My friend is at the wee beginnings of what I suspect will be an enormous shattering. She is without her 3x daily rigorous workout regimen. She is watched at every meal and if she refuses, then she is made to drink Ensure. She has no contact via cell phones or internet. It is just her and the 4 walls of her tiny room and tiny roommate and all the other tiny women trying to figure out if they can be full again.

I will admit that I couldn't wait to leave. Not to get away from my friend, no not that at all. It was the empty, vacant stares of the inhabitants of this place piercing through my heart. I became aware of the solidity of myself, much in the same way I feel the personal in impersonal space. I wanted to make space full. I had discomfort in the nothingness of what was here. Funny, this IS my work. But this is NOT the place.
I have another variety of skeletons in the closet I must face ...

Tuesday, December 6, 2011

The Mystery of the Dead End

No more efforting ... by playzwifstonz
No more efforting ..., a photo by playzwifstonz on Flickr.
“I wanted a perfect ending. Now I've learned, the hard way, that some poems don't rhyme, and some stories don't have a clear beginning, middle, and end. Life is about not knowing, having to change, taking the moment and making the best of it, without knowing what's going to happen next.
Delicious Ambiguity.”
― Gilda Radner

In a rather spontaneous, in the moment conversation with my healer over a lovely dinner, she shared with me a "seeing" that she had about my biological lineage. One that was riddled with tragedy, from addiction of all kinds to depression to early deaths and even suicide. This information confirmed the inherent wisdom in my being about "not going there" with regard to a desire to meet my biological family. I've been curious about my ethnic heritage, yet have always had a halting in my system about seeking the actual members out. It is quite likely they are not among the living.
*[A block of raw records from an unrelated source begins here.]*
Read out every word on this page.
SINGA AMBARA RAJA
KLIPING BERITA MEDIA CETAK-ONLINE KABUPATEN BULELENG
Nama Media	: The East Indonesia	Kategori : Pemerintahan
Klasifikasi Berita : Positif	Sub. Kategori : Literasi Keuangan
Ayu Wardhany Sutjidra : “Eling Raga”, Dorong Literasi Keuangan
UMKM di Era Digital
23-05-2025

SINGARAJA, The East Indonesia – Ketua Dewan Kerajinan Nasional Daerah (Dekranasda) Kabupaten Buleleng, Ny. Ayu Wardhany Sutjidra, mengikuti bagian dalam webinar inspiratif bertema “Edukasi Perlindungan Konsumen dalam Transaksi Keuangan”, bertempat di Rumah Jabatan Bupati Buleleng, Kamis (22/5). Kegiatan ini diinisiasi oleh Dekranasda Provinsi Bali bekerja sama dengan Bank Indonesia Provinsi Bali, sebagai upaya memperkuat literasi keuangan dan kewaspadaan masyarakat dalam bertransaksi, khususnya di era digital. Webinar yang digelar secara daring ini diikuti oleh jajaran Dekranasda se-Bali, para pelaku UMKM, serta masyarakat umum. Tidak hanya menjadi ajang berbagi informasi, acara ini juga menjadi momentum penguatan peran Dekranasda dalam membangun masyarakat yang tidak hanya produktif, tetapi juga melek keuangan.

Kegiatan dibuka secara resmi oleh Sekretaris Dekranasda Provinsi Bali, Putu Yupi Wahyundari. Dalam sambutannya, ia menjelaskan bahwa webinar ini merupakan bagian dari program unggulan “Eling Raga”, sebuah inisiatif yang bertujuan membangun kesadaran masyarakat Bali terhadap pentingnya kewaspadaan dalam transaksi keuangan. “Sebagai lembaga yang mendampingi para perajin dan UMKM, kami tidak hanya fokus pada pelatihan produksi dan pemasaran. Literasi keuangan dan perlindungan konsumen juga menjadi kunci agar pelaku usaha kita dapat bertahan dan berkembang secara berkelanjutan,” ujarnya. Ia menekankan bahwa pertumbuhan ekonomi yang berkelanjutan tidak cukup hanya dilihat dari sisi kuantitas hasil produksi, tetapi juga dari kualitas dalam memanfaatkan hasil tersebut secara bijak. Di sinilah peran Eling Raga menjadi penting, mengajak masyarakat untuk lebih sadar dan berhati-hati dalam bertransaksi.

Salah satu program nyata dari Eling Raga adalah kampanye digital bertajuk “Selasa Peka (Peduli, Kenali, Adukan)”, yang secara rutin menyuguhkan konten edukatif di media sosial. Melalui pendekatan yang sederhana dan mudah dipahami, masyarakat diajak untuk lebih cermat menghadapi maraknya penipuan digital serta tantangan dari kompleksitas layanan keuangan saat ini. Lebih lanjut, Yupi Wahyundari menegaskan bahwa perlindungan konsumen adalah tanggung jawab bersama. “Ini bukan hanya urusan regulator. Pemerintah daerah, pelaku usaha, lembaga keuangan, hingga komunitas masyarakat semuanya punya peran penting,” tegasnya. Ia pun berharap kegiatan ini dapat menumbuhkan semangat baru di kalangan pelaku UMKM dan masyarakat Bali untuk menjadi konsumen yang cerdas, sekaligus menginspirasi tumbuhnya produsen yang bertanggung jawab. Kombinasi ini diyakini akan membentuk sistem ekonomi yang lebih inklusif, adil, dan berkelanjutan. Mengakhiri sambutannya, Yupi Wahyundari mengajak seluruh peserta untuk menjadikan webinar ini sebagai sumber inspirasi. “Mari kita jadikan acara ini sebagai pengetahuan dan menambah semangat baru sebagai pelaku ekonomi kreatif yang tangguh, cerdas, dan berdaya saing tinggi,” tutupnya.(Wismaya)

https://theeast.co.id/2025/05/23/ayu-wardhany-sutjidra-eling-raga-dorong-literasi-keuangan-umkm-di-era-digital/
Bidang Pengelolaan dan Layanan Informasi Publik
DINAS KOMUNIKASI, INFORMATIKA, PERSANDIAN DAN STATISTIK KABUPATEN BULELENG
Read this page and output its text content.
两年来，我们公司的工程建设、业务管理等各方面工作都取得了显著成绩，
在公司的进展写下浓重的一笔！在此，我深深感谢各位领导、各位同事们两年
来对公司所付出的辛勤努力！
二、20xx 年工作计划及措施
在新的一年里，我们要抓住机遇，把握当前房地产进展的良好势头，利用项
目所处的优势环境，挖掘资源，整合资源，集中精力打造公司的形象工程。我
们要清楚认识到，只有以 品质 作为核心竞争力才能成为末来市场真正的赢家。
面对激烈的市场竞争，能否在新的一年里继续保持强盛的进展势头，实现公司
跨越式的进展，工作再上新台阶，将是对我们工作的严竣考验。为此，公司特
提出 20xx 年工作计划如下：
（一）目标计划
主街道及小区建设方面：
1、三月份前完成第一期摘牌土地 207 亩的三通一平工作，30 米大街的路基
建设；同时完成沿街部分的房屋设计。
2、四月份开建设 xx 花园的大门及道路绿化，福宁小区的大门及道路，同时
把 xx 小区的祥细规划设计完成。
The Reality I dropped into today during a healing session with a classmate about this subject was that moving in the direction of my biological lineage would find me at a dead end. AND ...
there is a mystery within this. I don't know what will arise for me. There are threads that have not yet been revealed or turned.

I became aware today that this is the Reality that lived in the background of me but was not something I actually wanted to see or know in this way.   I would watch stories on TV of adopted children being reunited with their birth families and cry my eyes out.   I believe those tears were a deep sadness for a longing that I knew would never come to fruition.  

My healer shared that exploration of this would bring me to great grief -- that I would feel lonelier than I ever have AND that I would be Not-Lonely in a way that I never have.

I feel the tremendous split here, yet now I am not holding myself as the perpetrator who is doing the splitting but rather I am the container for the splitting -- holding the world of my biological lineage and the world of my adopted lineage simultaneously.

I don't know anything else about what this means and I am committed to being present to the mystery of this dead end, to see what else may arise from the ash.